- Hacısamlı Hacısamlı
- Coordinates: 39°48′04″N 46°24′28″E﻿ / ﻿39.80111°N 46.40778°E
- Country: Azerbaijan
- District: Lachin

Population (2015)
- • Total: 23
- Time zone: UTC+4 (AZT)

= Hacısamlı =

Hacısamlı (Hajisamly) is a village in the Lachin District of Azerbaijan.

== History ==
The village was located in the Armenian-occupied territories surrounding Nagorno-Karabakh, coming under the control of ethnic Armenian forces during the First Nagorno-Karabakh War in the early 1990s.

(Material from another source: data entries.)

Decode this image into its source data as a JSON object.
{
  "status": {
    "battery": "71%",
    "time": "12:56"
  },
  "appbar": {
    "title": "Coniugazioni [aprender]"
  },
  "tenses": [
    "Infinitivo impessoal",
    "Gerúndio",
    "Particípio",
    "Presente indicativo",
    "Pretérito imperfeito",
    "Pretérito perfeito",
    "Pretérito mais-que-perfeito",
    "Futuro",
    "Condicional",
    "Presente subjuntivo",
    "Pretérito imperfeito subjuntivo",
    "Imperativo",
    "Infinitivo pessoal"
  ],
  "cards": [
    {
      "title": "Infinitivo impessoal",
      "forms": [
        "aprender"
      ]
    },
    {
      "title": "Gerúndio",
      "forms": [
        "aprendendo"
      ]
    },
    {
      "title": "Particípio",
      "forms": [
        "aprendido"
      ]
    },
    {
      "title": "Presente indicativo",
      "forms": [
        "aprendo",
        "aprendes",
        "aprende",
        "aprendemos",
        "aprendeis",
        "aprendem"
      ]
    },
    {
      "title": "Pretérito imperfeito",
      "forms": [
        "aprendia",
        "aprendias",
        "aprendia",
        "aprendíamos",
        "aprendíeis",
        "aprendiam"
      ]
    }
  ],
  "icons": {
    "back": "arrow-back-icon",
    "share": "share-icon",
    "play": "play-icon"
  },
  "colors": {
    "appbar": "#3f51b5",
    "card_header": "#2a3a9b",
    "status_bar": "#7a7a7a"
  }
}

The village subsequently became part of the breakaway Republic of Artsakh as part of its Kashatagh Province, where it was known as Vazgenashen (Վազգենաշեն). It was returned to Azerbaijan as part of the 2020 Nagorno-Karabakh ceasefire agreement.

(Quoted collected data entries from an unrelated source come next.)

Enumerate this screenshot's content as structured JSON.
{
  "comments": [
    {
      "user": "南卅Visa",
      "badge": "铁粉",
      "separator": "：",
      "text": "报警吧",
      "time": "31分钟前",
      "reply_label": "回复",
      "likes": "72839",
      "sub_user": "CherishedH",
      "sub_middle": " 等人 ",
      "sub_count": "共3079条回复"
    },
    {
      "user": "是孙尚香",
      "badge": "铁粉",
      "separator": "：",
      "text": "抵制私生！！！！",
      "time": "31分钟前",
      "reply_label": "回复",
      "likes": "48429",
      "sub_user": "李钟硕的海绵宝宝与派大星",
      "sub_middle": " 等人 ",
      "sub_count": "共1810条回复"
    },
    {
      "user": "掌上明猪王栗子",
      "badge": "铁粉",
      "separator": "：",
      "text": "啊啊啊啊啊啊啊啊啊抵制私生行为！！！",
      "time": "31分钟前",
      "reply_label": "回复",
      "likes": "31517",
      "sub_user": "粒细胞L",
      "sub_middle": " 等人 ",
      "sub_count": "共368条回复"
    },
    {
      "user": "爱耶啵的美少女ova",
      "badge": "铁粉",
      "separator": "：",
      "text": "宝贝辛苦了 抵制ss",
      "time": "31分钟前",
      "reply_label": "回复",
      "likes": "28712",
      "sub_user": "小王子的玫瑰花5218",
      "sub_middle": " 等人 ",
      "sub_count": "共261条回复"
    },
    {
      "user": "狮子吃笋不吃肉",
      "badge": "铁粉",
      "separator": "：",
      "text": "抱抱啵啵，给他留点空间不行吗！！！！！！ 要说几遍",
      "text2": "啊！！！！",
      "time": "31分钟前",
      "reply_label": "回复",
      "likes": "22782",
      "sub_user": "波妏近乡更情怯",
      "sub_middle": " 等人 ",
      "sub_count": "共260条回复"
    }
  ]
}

== Historical heritage sites ==
Historical heritage sites in and around the village include a 15th/16th-century cemetery with khachkars, thirteen 15th/16th-century khachkars, a 15th/16th-century church, the 15th/16th-century rock-cut khachkar of Vazgenashen (Վազգենաշեն), and the 17th/18th-century bridge of Kotrats (Կոտրած).